A very well read friend of mine in recommending this book said it is not only a wonderful book about Louisiana and its people, but maybe the best book he has ever read period. On such a recommendation I immediately ordered a copy. And now I see why my friend loved the book. what's not to like. The author highlights the serious coastal erosion problem we have in Louisiana by getting invovled with a lot of the people affected by the pending disaster. He visits them in their homes and rides with them on their oyster and shripmp boats. One gets a real insight into the Cajun culture. After reading the book I realized that I hadn't been down in the bayous for awhile. So, I made a point to get down there and reexperience the unique place that it is. Bayou Farewell is that kind of a book. One thing, though, if you have been consdiering changing carreers to become a crabber, you might oughta read this book first. Crabbing is a rough way to go.

This book will make you sad, and it will make you angry!

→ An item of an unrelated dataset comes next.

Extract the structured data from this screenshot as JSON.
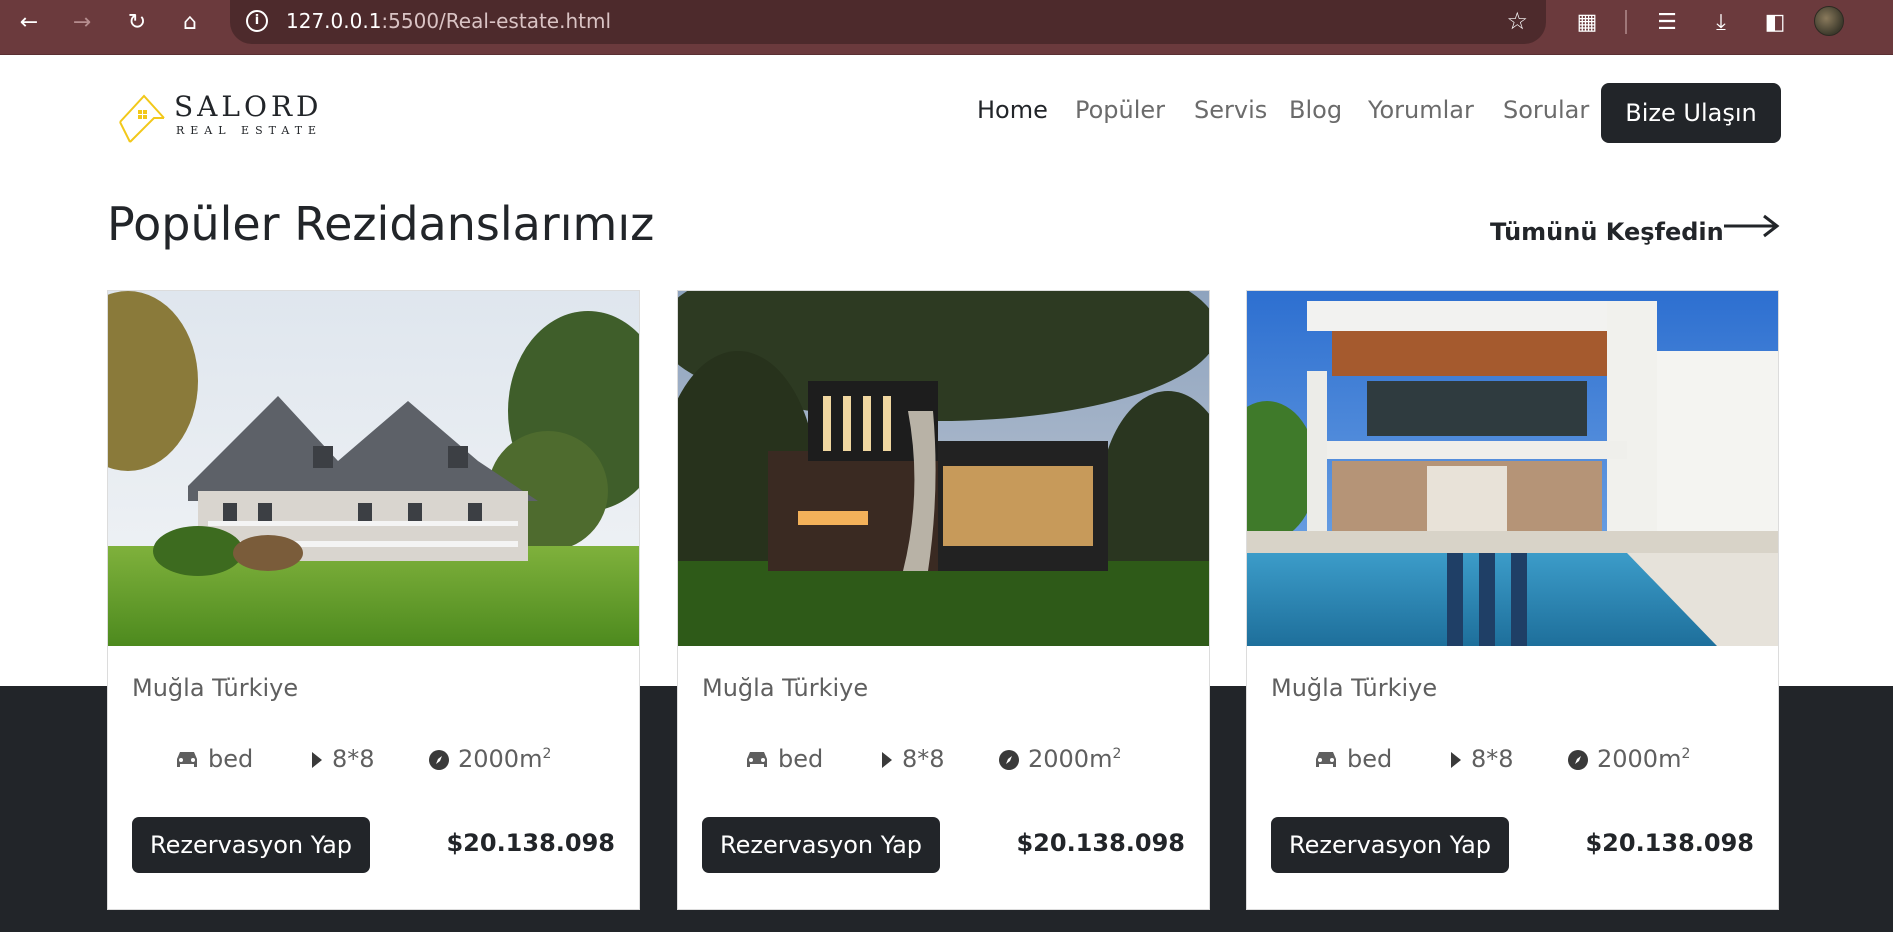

A beautiful and sad book about the disappearance of Louisiana's bayou country, and with it, the way of life of the people who live there, the Cajun, Houma and Vietnamese fishermen and shrimpers who provide us with an amazin 30% of America's annual seafood harvest. Thanks to levees on the Mississippi, oil company canals, and other interference with nature, coastal Louisiana is losing land the size of Manhattan every year. The land is sinking, the barrier islands disappearing, and with them go protection against hurricanes, resting places for migratory birds, and a seafood-rich ecosystem. That it is possible to halt the destruction of this habitat is known. The Atchafalaya River, Louisiana's second largest, still pours silt from its mouth to form new land, and small diversion projects are helping. But more and major diversions of the Mississippi, to allow it once again to build up the coast instead of dumping its silt over the continental shelf, must happen and happen quickly before it is too late. Before, in the words of one shrimper, "Dere won't be no more nothin' left anymore, forever".